Emotion Filtering at the Edge
This addresses privacy concerns for users of voice-controlled IoT devices by preventing cloud services from profiling emotional states, though it is an incremental application of existing methods to a new domain.
The paper tackles privacy risks in cloud-based speech analysis by developing an edge-based emotion filtering layer that sanitizes voice inputs using CycleGAN-based conversion, reducing emotional state identification by ~91% with only a ~0.16% performance drop in speech recognition.

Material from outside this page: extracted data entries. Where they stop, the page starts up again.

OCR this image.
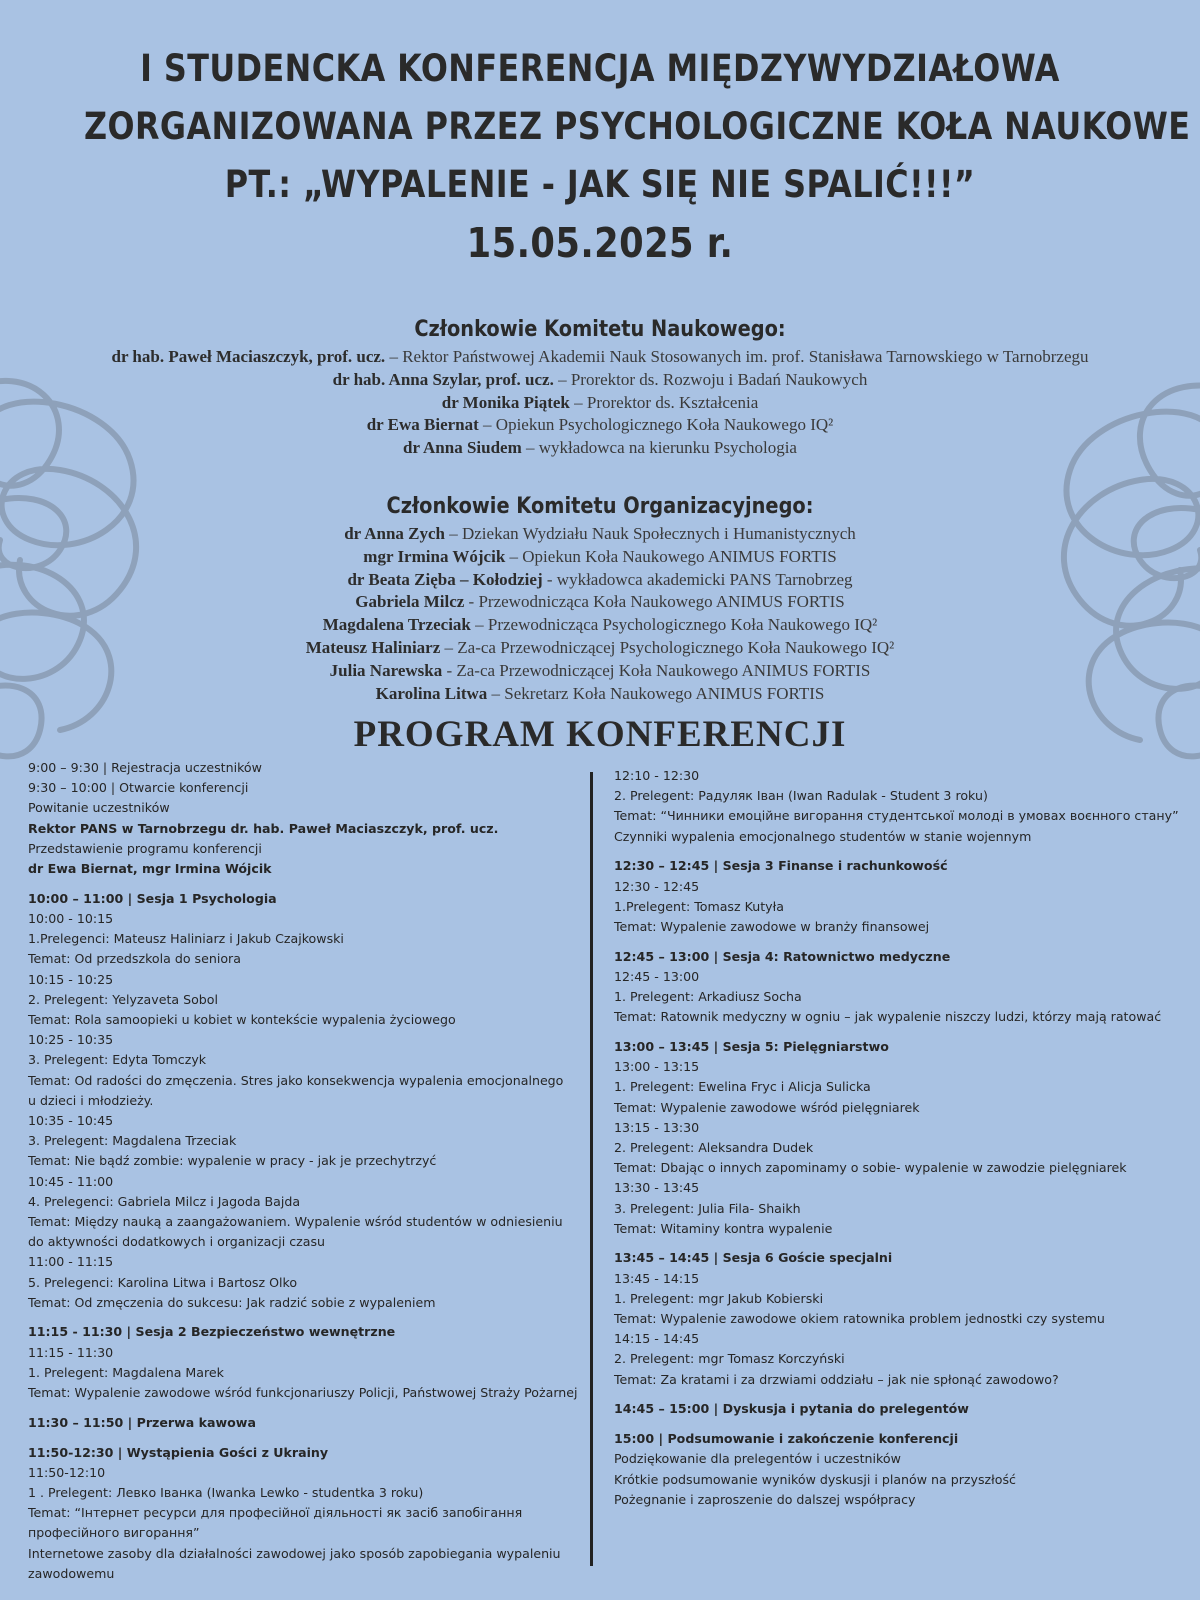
I STUDENCKA KONFERENCJA MIĘDZYWYDZIAŁOWA
ZORGANIZOWANA PRZEZ PSYCHOLOGICZNE KOŁA NAUKOWE
PT.: „WYPALENIE - JAK SIĘ NIE SPALIĆ!!!”
15.05.2025 r.
Członkowie Komitetu Naukowego:
dr hab. Paweł Maciaszczyk, prof. ucz. – Rektor Państwowej Akademii Nauk Stosowanych im. prof. Stanisława Tarnowskiego w Tarnobrzegu
dr hab. Anna Szylar, prof. ucz. – Prorektor ds. Rozwoju i Badań Naukowych
dr Monika Piątek – Prorektor ds. Kształcenia
dr Ewa Biernat – Opiekun Psychologicznego Koła Naukowego IQ²
dr Anna Siudem – wykładowca na kierunku Psychologia
Członkowie Komitetu Organizacyjnego:
dr Anna Zych – Dziekan Wydziału Nauk Społecznych i Humanistycznych
mgr Irmina Wójcik – Opiekun Koła Naukowego ANIMUS FORTIS
dr Beata Zięba – Kołodziej - wykładowca akademicki PANS Tarnobrzeg
Gabriela Milcz - Przewodnicząca Koła Naukowego ANIMUS FORTIS
Magdalena Trzeciak – Przewodnicząca Psychologicznego Koła Naukowego IQ²
Mateusz Haliniarz – Za-ca Przewodniczącej Psychologicznego Koła Naukowego IQ²
Julia Narewska - Za-ca Przewodniczącej Koła Naukowego ANIMUS FORTIS
Karolina Litwa – Sekretarz Koła Naukowego ANIMUS FORTIS
PROGRAM KONFERENCJI
9:00 – 9:30 | Rejestracja uczestników
9:30 – 10:00 | Otwarcie konferencji
Powitanie uczestników
Rektor PANS w Tarnobrzegu dr. hab. Paweł Maciaszczyk, prof. ucz.
Przedstawienie programu konferencji
dr Ewa Biernat, mgr Irmina Wójcik
10:00 – 11:00 | Sesja 1 Psychologia
10:00 - 10:15
1.Prelegenci: Mateusz Haliniarz i Jakub Czajkowski
Temat: Od przedszkola do seniora
10:15 - 10:25
2. Prelegent: Yelyzaveta Sobol
Temat: Rola samoopieki u kobiet w kontekście wypalenia życiowego
10:25 - 10:35
3. Prelegent: Edyta Tomczyk
Temat: Od radości do zmęczenia. Stres jako konsekwencja wypalenia emocjonalnego u dzieci i młodzieży.
10:35 - 10:45
3. Prelegent: Magdalena Trzeciak
Temat: Nie bądź zombie: wypalenie w pracy - jak je przechytrzyć
10:45 - 11:00
4. Prelegenci: Gabriela Milcz i Jagoda Bajda
Temat: Między nauką a zaangażowaniem. Wypalenie wśród studentów w odniesieniu do aktywności dodatkowych i organizacji czasu
11:00 - 11:15
5. Prelegenci: Karolina Litwa i Bartosz Olko
Temat: Od zmęczenia do sukcesu: Jak radzić sobie z wypaleniem
11:15 - 11:30 | Sesja 2 Bezpieczeństwo wewnętrzne
11:15 - 11:30
1. Prelegent: Magdalena Marek
Temat: Wypalenie zawodowe wśród funkcjonariuszy Policji, Państwowej Straży Pożarnej
11:30 – 11:50 | Przerwa kawowa
11:50-12:30 | Wystąpienia Gości z Ukrainy
11:50-12:10
1 . Prelegent: Левко Іванка (Iwanka Lewko - studentka 3 roku)
Temat: “Інтернет ресурси для професійної діяльності як засіб запобігання професійного вигорання”
Internetowe zasoby dla działalności zawodowej jako sposób zapobiegania wypaleniu zawodowemu
12:10 - 12:30
2. Prelegent: Радуляк Іван (Iwan Radulak - Student 3 roku)
Temat: “Чинники емоційне вигорання студентської молоді в умовах воєнного стану”
Czynniki wypalenia emocjonalnego studentów w stanie wojennym
12:30 – 12:45 | Sesja 3 Finanse i rachunkowość
12:30 - 12:45
1.Prelegent: Tomasz Kutyła
Temat: Wypalenie zawodowe w branży finansowej
12:45 – 13:00 | Sesja 4: Ratownictwo medyczne
12:45 - 13:00
1. Prelegent: Arkadiusz Socha
Temat: Ratownik medyczny w ogniu – jak wypalenie niszczy ludzi, którzy mają ratować
13:00 – 13:45 | Sesja 5: Pielęgniarstwo
13:00 - 13:15
1. Prelegent: Ewelina Fryc i Alicja Sulicka
Temat: Wypalenie zawodowe wśród pielęgniarek
13:15 - 13:30
2. Prelegent: Aleksandra Dudek
Temat: Dbając o innych zapominamy o sobie- wypalenie w zawodzie pielęgniarek
13:30 - 13:45
3. Prelegent: Julia Fila- Shaikh
Temat: Witaminy kontra wypalenie
13:45 – 14:45 | Sesja 6 Goście specjalni
13:45 - 14:15
1. Prelegent: mgr Jakub Kobierski
Temat: Wypalenie zawodowe okiem ratownika problem jednostki czy systemu
14:15 - 14:45
2. Prelegent: mgr Tomasz Korczyński
Temat: Za kratami i za drzwiami oddziału – jak nie spłonąć zawodowo?
14:45 – 15:00 | Dyskusja i pytania do prelegentów
15:00 | Podsumowanie i zakończenie konferencji
Podziękowanie dla prelegentów i uczestników
Krótkie podsumowanie wyników dyskusji i planów na przyszłość
Pożegnanie i zaproszenie do dalszej współpracy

Voice controlled devices and services have become very popular in the consumer IoT. Cloud-based speech analysis services extract information from voice inputs using speech recognition techniques. Services providers can thus build very accurate profiles of users' demographic categories, personal preferences, emotional states, etc., and may therefore significantly compromise their privacy. To address this problem, we have developed a privacy-preserving intermediate layer between users and cloud services to sanitize voice input directly at edge devices. We use CycleGAN-based speech conversion to remove sensitive information from raw voice input signals before regenerating neutralized signals for forwarding. We implement and evaluate our emotion filtering approach using a relatively cheap Raspberry Pi 4, and show that performance accuracy is not compromised at the edge. In fact, signals generated at the edge differ only slightly (~0.16%) from cloud-based approaches for speech recognition. Experimental evaluation of generated signals show that identification of the emotional state of a speaker can be reduced by ~91%.